The Canadian government's rapidly-shifting talking points on their decision to export militarized Light Armored Vehicles [LAVs] to Saudi Arabia entered a new phase.
Now, Foreign Affairs Minister Stephane Dion is insisting that he would have canceled the deal if he had proof of human rights abuses in the theocratic dictatorship, but he'll be open to retroactively killing the deal at some point in the future if he sees evidence of Riyadh using the Canadian-made weaponized on its own citizens.
Speaking to reporters on Wednesday afternoon, Dion went on to offer a litany of other explanations for his decision to approve the sale of $15 billion worth of the LAVs to the regime, which brutally executes hundreds of people a year, offers few rights to women, faces accusations of war crimes in Yemen, and which is continuing to subject civil liberties advocates like blogger Raif Badawi to brutal corporal punishment.

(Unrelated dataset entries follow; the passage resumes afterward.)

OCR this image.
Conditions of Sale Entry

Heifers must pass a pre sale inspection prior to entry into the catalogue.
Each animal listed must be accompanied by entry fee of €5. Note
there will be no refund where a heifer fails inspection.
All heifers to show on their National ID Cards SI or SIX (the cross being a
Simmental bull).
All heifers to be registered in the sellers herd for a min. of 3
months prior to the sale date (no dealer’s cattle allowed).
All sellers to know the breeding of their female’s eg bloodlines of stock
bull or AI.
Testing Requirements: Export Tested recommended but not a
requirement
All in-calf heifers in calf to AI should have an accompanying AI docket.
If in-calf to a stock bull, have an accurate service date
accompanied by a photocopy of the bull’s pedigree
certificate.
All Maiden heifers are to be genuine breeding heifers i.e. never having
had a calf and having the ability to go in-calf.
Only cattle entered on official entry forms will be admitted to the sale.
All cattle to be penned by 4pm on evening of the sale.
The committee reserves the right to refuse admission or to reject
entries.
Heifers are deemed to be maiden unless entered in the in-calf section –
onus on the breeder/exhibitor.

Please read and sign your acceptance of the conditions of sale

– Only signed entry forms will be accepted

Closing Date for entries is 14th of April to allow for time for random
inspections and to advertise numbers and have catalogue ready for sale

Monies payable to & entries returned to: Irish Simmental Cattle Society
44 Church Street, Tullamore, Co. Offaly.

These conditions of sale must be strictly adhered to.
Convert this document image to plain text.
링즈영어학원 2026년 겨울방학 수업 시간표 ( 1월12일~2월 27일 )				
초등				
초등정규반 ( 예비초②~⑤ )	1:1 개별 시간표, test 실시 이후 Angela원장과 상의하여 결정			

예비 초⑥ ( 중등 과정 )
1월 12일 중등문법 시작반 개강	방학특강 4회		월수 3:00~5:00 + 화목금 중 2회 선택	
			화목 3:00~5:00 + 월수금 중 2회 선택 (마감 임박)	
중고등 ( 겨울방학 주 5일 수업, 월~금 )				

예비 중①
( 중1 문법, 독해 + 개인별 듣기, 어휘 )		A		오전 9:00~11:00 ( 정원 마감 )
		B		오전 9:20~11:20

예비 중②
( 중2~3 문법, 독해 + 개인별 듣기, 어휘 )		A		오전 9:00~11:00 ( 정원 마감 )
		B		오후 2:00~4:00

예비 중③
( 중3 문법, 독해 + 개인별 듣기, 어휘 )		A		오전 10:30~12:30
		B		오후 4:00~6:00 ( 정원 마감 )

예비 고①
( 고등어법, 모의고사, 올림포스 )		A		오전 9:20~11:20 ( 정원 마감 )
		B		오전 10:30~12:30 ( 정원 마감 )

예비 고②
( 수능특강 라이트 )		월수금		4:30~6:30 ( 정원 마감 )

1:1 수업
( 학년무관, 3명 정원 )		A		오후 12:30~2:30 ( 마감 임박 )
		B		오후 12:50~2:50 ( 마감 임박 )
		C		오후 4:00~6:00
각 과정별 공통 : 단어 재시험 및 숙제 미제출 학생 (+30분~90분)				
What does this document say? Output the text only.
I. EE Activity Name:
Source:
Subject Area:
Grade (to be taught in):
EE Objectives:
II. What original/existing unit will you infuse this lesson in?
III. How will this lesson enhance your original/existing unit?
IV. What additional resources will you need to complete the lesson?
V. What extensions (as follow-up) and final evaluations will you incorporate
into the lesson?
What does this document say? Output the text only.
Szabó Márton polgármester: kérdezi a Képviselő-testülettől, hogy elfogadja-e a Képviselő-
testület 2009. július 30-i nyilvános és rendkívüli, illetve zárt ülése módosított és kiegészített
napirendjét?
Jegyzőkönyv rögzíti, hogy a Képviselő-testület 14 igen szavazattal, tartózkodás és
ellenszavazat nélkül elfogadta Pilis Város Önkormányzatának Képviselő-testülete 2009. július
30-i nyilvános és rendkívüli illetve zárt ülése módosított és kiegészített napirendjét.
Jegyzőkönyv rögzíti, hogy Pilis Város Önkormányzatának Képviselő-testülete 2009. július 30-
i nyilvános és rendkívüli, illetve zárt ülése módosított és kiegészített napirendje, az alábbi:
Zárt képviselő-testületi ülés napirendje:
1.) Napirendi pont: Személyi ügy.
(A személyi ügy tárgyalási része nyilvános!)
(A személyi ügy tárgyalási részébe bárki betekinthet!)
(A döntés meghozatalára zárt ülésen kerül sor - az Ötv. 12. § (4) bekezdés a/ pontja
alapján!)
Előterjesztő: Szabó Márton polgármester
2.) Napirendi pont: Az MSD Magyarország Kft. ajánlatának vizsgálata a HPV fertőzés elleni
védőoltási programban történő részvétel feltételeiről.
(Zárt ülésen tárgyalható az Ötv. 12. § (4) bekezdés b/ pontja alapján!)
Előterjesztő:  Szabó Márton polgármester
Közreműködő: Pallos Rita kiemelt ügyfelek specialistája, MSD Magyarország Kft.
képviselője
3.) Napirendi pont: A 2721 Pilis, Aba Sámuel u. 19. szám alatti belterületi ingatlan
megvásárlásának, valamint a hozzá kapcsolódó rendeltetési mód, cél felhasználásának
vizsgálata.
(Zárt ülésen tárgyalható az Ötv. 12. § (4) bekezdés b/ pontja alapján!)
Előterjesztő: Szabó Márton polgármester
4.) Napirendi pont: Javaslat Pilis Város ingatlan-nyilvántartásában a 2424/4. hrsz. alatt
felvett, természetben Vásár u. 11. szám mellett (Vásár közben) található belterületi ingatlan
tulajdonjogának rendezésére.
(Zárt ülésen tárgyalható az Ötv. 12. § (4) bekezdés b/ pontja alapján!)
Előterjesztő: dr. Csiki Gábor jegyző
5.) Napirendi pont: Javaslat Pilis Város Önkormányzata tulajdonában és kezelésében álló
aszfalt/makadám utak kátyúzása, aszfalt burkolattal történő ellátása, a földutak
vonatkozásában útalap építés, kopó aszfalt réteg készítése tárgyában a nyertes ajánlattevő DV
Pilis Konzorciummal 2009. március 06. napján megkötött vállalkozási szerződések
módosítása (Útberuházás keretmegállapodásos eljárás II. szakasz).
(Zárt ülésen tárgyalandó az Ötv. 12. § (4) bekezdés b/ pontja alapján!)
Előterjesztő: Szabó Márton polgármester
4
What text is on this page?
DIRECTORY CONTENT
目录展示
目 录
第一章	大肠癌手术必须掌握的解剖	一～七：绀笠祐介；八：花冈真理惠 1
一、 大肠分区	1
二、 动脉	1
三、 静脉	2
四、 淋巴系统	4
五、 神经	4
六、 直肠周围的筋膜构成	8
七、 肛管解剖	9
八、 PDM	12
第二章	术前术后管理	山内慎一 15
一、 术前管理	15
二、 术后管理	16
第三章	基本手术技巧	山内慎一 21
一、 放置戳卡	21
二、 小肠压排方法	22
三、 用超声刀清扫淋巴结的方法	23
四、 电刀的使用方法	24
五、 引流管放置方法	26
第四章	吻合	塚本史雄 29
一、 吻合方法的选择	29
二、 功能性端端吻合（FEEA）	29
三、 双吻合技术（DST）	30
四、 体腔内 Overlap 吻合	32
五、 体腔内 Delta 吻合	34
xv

The minister contended that "our government will not weaken the credibility of the signature of the government of Canada."
Then, he suggested that cancelling the military deal could jeopardize an education exchange that has placed some 17,000 Saudi students in Canadian universities. He further argued that rejecting the deal "will simply hand the contract to a non-Canadian, potentially more ambivalent provider," adding that Saudi Arabia is a "strategic partner" in the region.
In a related context, the minister told reporters that had he found proof that the LAVs would be used, or that previously-sold Canadian gear had been used, against civilian populations, things may have been different.